Images are processed by the brain far faster than written language. Students can grasp the overall meaning of a visual almost instantly, even before they consciously reflect on it.

This speed makes visual texts powerful, but also potentially misleading. Without visual literacy skills, students may absorb messages without questioning them.

Visual literacy strengthens communication

Just as traditional literacy involves reading and writing, visual literacy involves interpreting and creating images.

Students who can analyse visuals carefully and produce their own are better able to communicate ideas clearly, whether through diagrams, presentations, media, or creative work.

Visuals deepen understanding

Images often accompany written or spoken text. When students know how to analyse visuals, they can access layers of meaning that might otherwise go unnoticed.

Visual literacy allows students to move beyond “what do I see?” to “why is this shown this way?”

Visual literacy increases engagement and enjoyment

Understanding how images work can transform how students experience visual art, media, and information.

When students recognise symbolism, context, technique, and intention, visual texts become more meaningful and enjoyable. Engagement increases because understanding increases.
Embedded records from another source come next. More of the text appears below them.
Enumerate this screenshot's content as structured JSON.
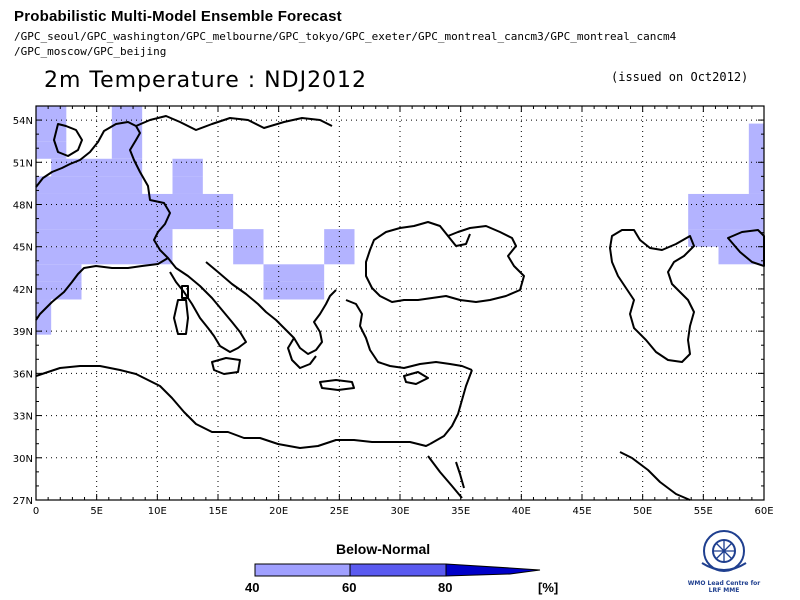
{
  "header": {
    "title": "Probabilistic Multi-Model Ensemble Forecast",
    "models_line1": "/GPC_seoul/GPC_washington/GPC_melbourne/GPC_tokyo/GPC_exeter/GPC_montreal_cancm3/GPC_montreal_cancm4",
    "models_line2": "/GPC_moscow/GPC_beijing",
    "variable": "2m Temperature : NDJ2012",
    "issued": "(issued on Oct2012)"
  },
  "map": {
    "lon_range": [
      0,
      60
    ],
    "lat_range": [
      27,
      55
    ],
    "x_ticks": [
      "0",
      "5E",
      "10E",
      "15E",
      "20E",
      "25E",
      "30E",
      "35E",
      "40E",
      "45E",
      "50E",
      "55E",
      "60E"
    ],
    "y_ticks": [
      "27N",
      "30N",
      "33N",
      "36N",
      "39N",
      "42N",
      "45N",
      "48N",
      "51N",
      "54N"
    ],
    "x_tick_values": [
      0,
      5,
      10,
      15,
      20,
      25,
      30,
      35,
      40,
      45,
      50,
      55,
      60
    ],
    "y_tick_values": [
      27,
      30,
      33,
      36,
      39,
      42,
      45,
      48,
      51,
      54
    ],
    "grid": "dotted",
    "shade_color": "#b3b3ff",
    "cells_40_60": [
      [
        0,
        2.5,
        52.5,
        55
      ],
      [
        6.25,
        8.75,
        51.25,
        55
      ],
      [
        0,
        2.5,
        51.25,
        52.5
      ],
      [
        1.25,
        8.75,
        50,
        51.25
      ],
      [
        11.25,
        13.75,
        50,
        51.25
      ],
      [
        0,
        8.75,
        48.75,
        50
      ],
      [
        11.25,
        13.75,
        48.75,
        50
      ],
      [
        0,
        16.25,
        46.25,
        48.75
      ],
      [
        0,
        11.25,
        45,
        46.25
      ],
      [
        16.25,
        18.75,
        45,
        46.25
      ],
      [
        23.75,
        26.25,
        45,
        46.25
      ],
      [
        0,
        11.25,
        43.75,
        45
      ],
      [
        16.25,
        18.75,
        43.75,
        45
      ],
      [
        23.75,
        26.25,
        43.75,
        45
      ],
      [
        0,
        3.75,
        42.5,
        43.75
      ],
      [
        18.75,
        23.75,
        42.5,
        43.75
      ],
      [
        0,
        3.75,
        41.25,
        42.5
      ],
      [
        18.75,
        23.75,
        41.25,
        42.5
      ],
      [
        0,
        1.25,
        38.75,
        41.25
      ],
      [
        53.75,
        60,
        46.25,
        48.75
      ],
      [
        58.75,
        60,
        48.75,
        53.75
      ],
      [
        53.75,
        56.25,
        45,
        46.25
      ],
      [
        56.25,
        60,
        43.75,
        46.25
      ]
    ]
  },
  "legend": {
    "title": "Below-Normal",
    "labels": [
      "40",
      "60",
      "80"
    ],
    "unit": "[%]",
    "colors": [
      "#a0a0ff",
      "#5a5af0",
      "#0000c8"
    ]
  },
  "logo": {
    "name": "WMO Lead Centre for LRF MME",
    "line1": "WMO Lead Centre for",
    "line2": "LRF MME"
  }
}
Visual literacy supports critical thinking

In an age of advertising, misinformation, and curated media, students must learn to question what they see.

Visual literacy helps students recognise persuasion, bias, framing, and emotional manipulation. These skills are essential for developing informed, thoughtful readers of the world around them.

Visual literacy supports language learners

For students developing proficiency in English, visuals provide an important bridge to understanding.

Images can support comprehension, allow students to demonstrate understanding without relying solely on words, and reduce the cognitive load involved in processing new language.

Visual Literacy Across Subjects

Visual literacy is not confined to English.

Students encounter visual texts in:

  • mathematics, through graphs and diagrams

  • science, through models and illustrations

  • geography, through maps and satellite imagery

  • music, through notation

  • history, through photographs and artefacts

Teaching students how to interpret and use visuals strengthens learning across disciplines.

Teaching Visual Literacy: Interpretation and Creation

Visual literacy can be approached in two complementary ways.

Interpreting visual texts

Interpretation involves understanding what an image communicates and how it does so. Students learn to consider:

  • context and purpose

  • composition and framing

  • symbols and visual choices

  • what is included, and what is omitted

A simple and effective activity is asking students to caption an image without background information. Comparing captions highlights how interpretation varies and how easily meaning can be shaped.

Creating visual texts

Creation involves using images to communicate ideas intentionally.

This might include:

  • diagrams or concept maps

  • visual summaries of information

  • storyboards or sequences

  • infographics or presentations

Creating visuals forces students to clarify their thinking and make deliberate choices about meaning.

Visual Literacy and the Written Word

Visual literacy does not diminish the importance of writing.

Some ideas, such as arguments, explanations, and nuanced opinions, require the precision of language. Others benefit from visual support.

The goal is not replacement, but balance.

When students learn to integrate words and visuals thoughtfully, they become stronger communicators in every sense.

Why Visual Literacy Belongs at the Heart of Learning

Children today live in an image-rich world. Teaching them to navigate that world critically, thoughtfully, and creatively is essential.

Visual literacy:

  • strengthens comprehension

  • supports critical thinking

  • enhances communication

  • complements traditional literacy

When taught deliberately, it equips students with skills they will use for life.